One of the most popular pasta dishes at Homewood, the fusilli’s simplicity belies the work that goes into making it. The dish begins when a whole lamb is brought into the restaurant, broken down, and marinated in fresh herbs and oil. The lamb is seared in a ripping hot skillet, leaving behind a flavorful fond (aka the crispy brown bits left behind) that serves as the foundation for the dish’s sauce. Tomatoes and aromatics go into the pot along with the lamb and braise until tender.
And then, of course, there is the pasta. Fresh dough is rolled out of a pasta machine, the end of the extruder capped with an attachment that spirals the dough into the recognizable double-helix shape of fusilli. The edges of the pasta are rougher than the ubiquitous dried pasta, which helps every single spiral cling to the sauce. After a quick cook, the pasta is tossed with the lamb and sauce to produce a perfectly-coated bowl of lamb ragu. A shower of freshly-torn mint and Romano cheese gilds the lily.

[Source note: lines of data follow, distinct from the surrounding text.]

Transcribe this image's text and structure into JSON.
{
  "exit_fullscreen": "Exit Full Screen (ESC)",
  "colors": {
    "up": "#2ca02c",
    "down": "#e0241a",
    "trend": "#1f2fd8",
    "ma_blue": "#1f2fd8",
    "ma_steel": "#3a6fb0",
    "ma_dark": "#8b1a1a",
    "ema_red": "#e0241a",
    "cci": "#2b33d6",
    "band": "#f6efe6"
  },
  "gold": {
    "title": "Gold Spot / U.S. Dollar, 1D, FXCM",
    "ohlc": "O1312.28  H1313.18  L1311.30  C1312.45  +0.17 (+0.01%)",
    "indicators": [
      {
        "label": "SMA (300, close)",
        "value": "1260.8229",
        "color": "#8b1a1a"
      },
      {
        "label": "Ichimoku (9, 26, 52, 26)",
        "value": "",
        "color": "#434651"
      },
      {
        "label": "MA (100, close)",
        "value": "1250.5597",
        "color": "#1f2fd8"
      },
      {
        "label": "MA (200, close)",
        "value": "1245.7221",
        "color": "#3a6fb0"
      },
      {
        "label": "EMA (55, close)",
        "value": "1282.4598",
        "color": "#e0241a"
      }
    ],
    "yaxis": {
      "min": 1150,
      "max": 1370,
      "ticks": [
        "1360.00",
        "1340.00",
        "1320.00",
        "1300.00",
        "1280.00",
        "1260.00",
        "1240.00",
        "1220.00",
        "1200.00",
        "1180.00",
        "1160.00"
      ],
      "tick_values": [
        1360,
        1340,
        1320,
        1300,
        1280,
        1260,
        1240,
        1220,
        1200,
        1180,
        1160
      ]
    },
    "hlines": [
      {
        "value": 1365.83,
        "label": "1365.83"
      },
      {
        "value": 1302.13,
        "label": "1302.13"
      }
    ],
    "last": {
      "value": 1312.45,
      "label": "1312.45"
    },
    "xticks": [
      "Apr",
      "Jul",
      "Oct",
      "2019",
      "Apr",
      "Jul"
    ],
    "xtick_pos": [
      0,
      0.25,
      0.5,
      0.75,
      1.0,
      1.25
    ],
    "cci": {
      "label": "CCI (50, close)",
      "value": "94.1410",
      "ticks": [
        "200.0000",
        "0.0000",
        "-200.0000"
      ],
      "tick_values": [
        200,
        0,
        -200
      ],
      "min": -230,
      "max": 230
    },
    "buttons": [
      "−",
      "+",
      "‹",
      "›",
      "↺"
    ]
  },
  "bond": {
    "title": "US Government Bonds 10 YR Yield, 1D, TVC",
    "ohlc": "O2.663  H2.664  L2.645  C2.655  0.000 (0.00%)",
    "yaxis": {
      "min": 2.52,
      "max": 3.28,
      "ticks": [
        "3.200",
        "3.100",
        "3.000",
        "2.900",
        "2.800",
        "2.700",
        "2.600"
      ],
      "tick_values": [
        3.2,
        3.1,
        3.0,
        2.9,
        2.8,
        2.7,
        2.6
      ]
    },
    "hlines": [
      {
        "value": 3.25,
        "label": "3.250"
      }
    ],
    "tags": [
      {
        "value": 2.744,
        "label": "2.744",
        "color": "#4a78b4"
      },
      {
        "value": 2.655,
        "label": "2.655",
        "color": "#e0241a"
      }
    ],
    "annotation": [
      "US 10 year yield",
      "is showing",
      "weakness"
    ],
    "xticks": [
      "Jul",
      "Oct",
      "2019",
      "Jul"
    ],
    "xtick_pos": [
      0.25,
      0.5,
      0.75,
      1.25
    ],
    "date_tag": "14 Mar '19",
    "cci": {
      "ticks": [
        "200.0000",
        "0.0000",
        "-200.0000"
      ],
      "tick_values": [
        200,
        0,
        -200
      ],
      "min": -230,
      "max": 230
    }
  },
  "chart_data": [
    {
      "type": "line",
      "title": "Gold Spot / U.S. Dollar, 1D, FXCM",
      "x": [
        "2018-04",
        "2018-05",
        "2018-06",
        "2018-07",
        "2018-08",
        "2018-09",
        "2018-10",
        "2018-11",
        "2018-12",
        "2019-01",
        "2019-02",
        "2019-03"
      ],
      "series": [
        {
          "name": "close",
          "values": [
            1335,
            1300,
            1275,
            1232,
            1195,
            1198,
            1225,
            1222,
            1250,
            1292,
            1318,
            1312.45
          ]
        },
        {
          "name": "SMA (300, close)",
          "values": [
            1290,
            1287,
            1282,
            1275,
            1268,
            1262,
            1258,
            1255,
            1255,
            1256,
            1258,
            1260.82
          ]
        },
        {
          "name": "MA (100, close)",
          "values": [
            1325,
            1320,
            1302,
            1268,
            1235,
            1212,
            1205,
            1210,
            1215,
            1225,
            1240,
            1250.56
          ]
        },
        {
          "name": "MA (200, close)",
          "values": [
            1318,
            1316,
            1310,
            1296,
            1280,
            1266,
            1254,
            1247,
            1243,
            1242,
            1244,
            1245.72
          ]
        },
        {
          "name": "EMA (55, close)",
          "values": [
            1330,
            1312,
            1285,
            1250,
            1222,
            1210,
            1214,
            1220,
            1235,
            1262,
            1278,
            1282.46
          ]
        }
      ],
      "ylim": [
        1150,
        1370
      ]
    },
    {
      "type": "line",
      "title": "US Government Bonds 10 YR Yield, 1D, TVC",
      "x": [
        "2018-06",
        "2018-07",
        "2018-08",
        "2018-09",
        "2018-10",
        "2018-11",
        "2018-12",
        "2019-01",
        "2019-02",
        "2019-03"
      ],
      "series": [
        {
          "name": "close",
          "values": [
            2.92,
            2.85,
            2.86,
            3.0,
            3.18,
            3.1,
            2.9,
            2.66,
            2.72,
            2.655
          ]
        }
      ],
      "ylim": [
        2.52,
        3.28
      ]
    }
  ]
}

Dark Chocolate Popcorn Torte
Pastry chef Maggie Huff followed McCallister from FT33 to Homewood, and her desserts are a rich way to end dinner here. The dark chocolate popcorn torte is especially compelling. wo stripes of dense chocolate cake flank a stripe of soft Valhrona caramelia cremeaux, a type of chocolate caramel hybrid that cuts through the fudgy richness. Dollops of airy chocolate mousse and vanilla cream are piped onto the plate, then spliced with snappy shards of malted caramel popcorn brittle. Like Cracker Jacks on steroids, the brittle lends much-needed crunch.